Amid growing warnings of an approaching second wave of coronavirus, it’s essential that people continue to seek medical advice from their GP for other health issues and concerns.
That’s according to the Royal College of GPs, after its own research showed a marked drop in demand for routine GP consultations during the first wave earlier this year. With early diagnosis being key to the successful treatment of so many conditions, the concern is that people putting off seeing their doctor are risking their health and possibly even their life.
Professor Martin Marshall, chairman of the Royal College of GPs, said: “The fall in consultations is likely due to a number of factors, including patients having concerns about accessing GP services due to fear of contracting the virus or overburdening NHS services – and a desire to follow official messaging to stay at home to help stop the spread of COVID-19. Many specialist services were also restricted, so GPs might not have always been able to make referrals except in urgent cases.”
But he stressed that things are different now, with a range of measures introduced to make it easier to consult your family GP in a covid-secure way. Putting off speaking to your doctor could be putting your health at much greater risk from other conditions.
“During a pandemic, other health conditions do not cease to exist,” said Prof. Marshall. “We’ve seen from health crises in the past that there are sometimes more deaths from conditions unrelated to the pandemic than the virus causing the pandemic itself.
“As GPs and our teams approach a likely second wave of COVID-19, we do not want to see this happen and we urge patients who have concerns about their health to seek medical assistance, particularly if they have signs that could indicate serious conditions, such as cancer.”
Although demand for GP appointments has steadily returned over the past few months, there is a real concern that a widely predicted ‘second wave’ of coronavirus could reverse the trend.
“General practice has been open throughout the pandemic,” said Prof. Martin, “and as a College we’ve worked to get the message out that the ‘stay at home’ guidance does not include when seeking medical care.
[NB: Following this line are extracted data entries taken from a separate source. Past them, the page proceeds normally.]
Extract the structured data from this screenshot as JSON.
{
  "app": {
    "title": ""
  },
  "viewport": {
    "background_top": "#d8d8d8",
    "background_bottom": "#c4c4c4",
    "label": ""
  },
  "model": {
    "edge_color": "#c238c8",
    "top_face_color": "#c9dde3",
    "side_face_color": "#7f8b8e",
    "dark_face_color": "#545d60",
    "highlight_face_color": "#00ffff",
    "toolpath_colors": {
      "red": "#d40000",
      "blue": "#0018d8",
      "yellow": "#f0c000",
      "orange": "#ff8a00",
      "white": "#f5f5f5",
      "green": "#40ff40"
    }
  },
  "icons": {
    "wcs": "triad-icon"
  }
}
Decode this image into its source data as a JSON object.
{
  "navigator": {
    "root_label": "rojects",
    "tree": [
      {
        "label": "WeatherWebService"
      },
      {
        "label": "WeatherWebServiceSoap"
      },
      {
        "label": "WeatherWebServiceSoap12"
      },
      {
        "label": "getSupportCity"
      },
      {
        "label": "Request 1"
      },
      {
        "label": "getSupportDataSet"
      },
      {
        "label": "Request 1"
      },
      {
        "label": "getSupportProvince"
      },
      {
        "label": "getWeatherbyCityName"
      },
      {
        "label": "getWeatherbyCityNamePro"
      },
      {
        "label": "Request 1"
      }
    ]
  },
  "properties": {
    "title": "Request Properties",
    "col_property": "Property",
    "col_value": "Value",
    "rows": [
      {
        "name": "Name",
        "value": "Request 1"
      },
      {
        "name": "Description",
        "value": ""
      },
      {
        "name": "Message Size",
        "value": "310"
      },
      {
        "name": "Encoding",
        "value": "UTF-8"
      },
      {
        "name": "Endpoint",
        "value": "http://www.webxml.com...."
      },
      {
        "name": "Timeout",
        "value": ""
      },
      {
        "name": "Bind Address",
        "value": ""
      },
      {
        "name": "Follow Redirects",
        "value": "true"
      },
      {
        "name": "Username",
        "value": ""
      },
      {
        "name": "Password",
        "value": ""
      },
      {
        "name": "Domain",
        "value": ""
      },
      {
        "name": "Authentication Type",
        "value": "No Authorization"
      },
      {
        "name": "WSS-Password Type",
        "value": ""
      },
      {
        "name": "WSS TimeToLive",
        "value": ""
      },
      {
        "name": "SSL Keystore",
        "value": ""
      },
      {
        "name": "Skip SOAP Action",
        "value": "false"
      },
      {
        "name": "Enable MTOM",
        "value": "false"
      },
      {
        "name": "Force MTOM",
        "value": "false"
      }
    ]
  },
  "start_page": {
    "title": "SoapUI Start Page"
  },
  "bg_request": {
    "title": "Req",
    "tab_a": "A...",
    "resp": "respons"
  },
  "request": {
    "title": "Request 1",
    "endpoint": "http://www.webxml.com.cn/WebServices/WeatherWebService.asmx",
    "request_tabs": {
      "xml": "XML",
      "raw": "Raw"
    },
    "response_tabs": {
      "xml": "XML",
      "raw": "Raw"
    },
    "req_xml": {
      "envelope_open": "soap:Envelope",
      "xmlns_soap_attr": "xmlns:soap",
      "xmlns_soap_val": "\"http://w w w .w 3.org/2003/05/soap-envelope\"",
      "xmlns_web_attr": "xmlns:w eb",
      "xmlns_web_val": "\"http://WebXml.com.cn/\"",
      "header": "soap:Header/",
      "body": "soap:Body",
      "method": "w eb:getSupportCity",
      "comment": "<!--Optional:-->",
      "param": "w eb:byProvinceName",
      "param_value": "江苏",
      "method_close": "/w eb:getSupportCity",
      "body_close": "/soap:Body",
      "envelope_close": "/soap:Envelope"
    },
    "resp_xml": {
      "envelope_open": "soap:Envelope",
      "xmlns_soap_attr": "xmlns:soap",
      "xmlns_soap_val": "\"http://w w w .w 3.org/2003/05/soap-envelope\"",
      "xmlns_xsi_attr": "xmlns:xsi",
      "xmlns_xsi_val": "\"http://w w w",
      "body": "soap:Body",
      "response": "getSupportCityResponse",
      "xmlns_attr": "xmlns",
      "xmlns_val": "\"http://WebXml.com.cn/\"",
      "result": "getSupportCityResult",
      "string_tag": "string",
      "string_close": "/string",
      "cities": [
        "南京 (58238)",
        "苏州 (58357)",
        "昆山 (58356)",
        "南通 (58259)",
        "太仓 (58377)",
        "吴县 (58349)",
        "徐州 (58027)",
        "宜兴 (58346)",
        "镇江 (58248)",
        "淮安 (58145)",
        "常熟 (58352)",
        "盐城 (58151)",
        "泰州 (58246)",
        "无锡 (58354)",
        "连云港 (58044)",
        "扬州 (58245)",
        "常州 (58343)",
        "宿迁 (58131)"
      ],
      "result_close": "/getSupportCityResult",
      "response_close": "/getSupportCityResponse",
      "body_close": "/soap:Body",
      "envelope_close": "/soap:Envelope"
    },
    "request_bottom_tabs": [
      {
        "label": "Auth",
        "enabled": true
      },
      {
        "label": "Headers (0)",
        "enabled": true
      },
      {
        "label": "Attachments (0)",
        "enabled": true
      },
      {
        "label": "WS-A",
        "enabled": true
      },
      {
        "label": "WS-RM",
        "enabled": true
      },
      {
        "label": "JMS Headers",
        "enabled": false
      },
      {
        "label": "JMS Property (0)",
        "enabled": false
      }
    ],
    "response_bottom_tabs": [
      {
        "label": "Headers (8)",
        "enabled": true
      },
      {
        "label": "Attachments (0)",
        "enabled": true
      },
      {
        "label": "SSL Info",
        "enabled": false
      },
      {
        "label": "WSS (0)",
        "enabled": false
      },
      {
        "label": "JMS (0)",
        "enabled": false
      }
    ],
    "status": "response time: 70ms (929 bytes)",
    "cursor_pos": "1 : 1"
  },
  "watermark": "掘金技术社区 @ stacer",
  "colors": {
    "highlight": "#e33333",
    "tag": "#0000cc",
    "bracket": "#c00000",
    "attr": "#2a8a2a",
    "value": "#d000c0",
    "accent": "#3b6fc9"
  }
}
“Access to General Practice is currently different than usual, with most consultations being conducted remotely, for the very reason we want to limit footfall in our surgeries, and therefore help stop the spread of the virus. We hope this is reassuring for patients.
“For those who do need to come to the practice for a face to face appointment, safety measures will have been implemented to try to keep patients as safe as possible.”
Anyone with medical concerns should first contact their GP surgery by phone for advice on how to proceed from there.